In each of the three groups of patients (ALS-1, ALS-2 and BFS), we calculated the number of FPs recorded from each of the two needle sites, and the difference between the pairs of recordings in each subject. The percentage differences in these paired groups of data were not normally distributed. These percent differences were therefore ranked and the 20 % of pairs of recordings with the least differences were discarded as not being sufficient to warrant further analysis. This 20 % cut-off derived from a preliminary study of ten ALS patients, in whom 20 % was the largest variation observed in the number of FPs in a single site in two consecutive 2-min recording periods.
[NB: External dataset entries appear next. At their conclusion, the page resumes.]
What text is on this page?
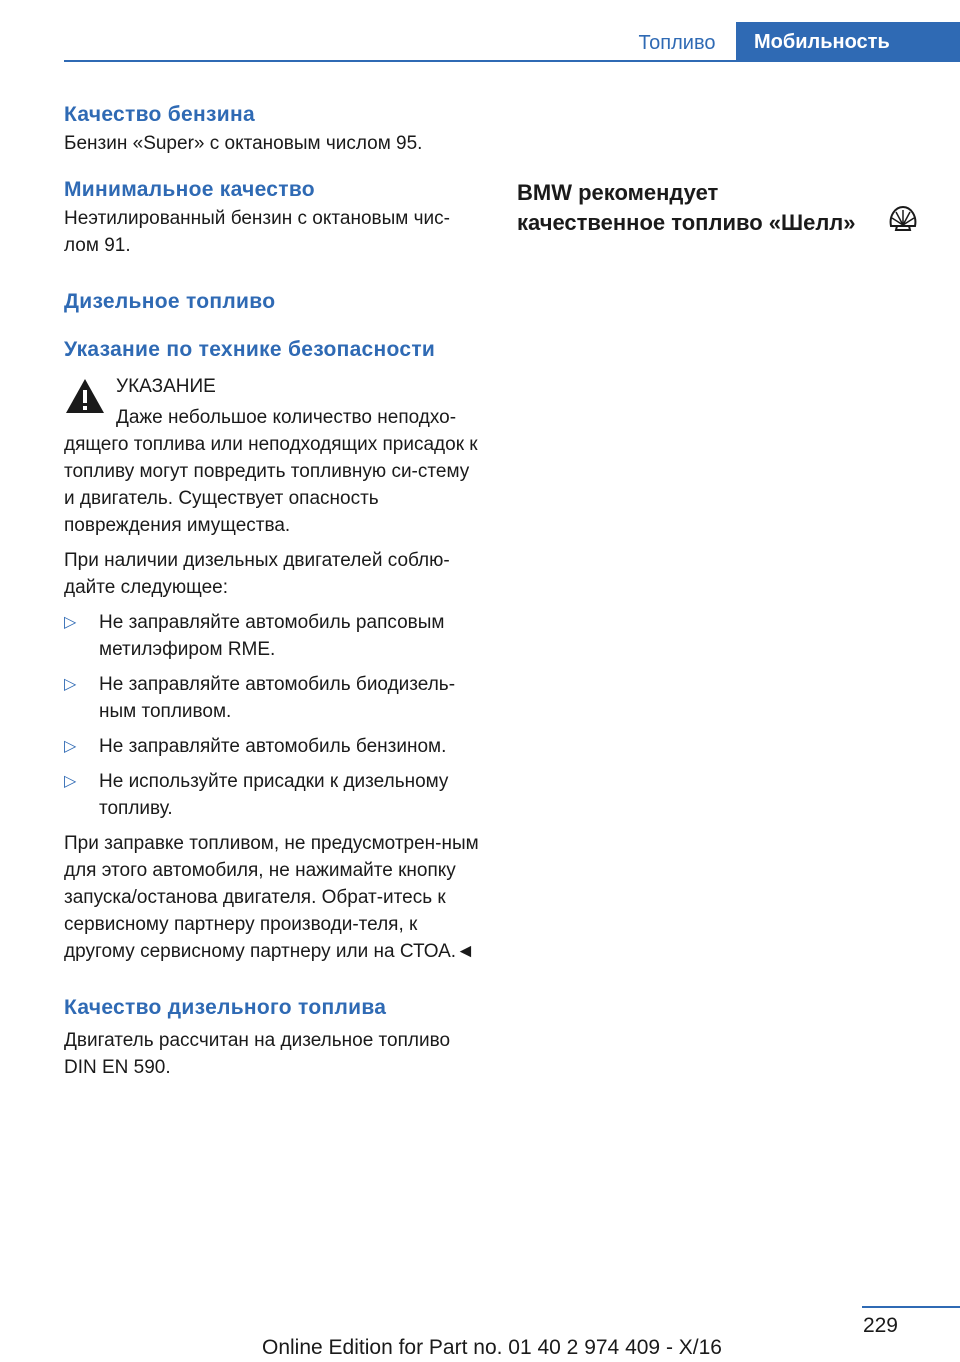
Топливо	Мобильность
Качество бензина

Бензин «Super» с октановым числом 95.

Минимальное качество

Неэтилированный бензин с октановым чис-лом 91.

Дизельное топливо
Указание по технике безопасности

УКАЗАНИЕ

Даже небольшое количество неподхо-

дящего топлива или неподходящих присадок к топливу могут повредить топливную си-стему и двигатель. Существует опасность повреждения имущества.

При наличии дизельных двигателей соблю-дайте следующее:

▷ Не заправляйте автомобиль рапсовым метилэфиром RME.
▷ Не заправляйте автомобиль биодизель-ным топливом.
▷ Не заправляйте автомобиль бензином.
▷ Не используйте присадки к дизельному топливу.

При заправке топливом, не предусмотрен-ным для этого автомобиля, не нажимайте кнопку запуска/останова двигателя. Обрат-итесь к сервисному партнеру производи-теля, к другому сервисному партнеру или на СТОА.◄

Качество дизельного топлива

Двигатель рассчитан на дизельное топливо DIN EN 590.

BMW рекомендует

качественное топливо «Шелл»

229
Online Edition for Part no. 01 40 2 974 409 - X/16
The remaining 80 % of paired recordings (with more marked asymmetry in the number of FPs between sites) were analysed to determine the relation of the electrode site with more frequent FPs and the site of the first recorded motor unit potential (electrode A or B) following voluntary activity. These categorical relationships were evaluated using the Fisher exact test for significant differences. A p value <0.05 was considered significant. The median number of FPs in each group was compared using the Kruskal–Wallis test.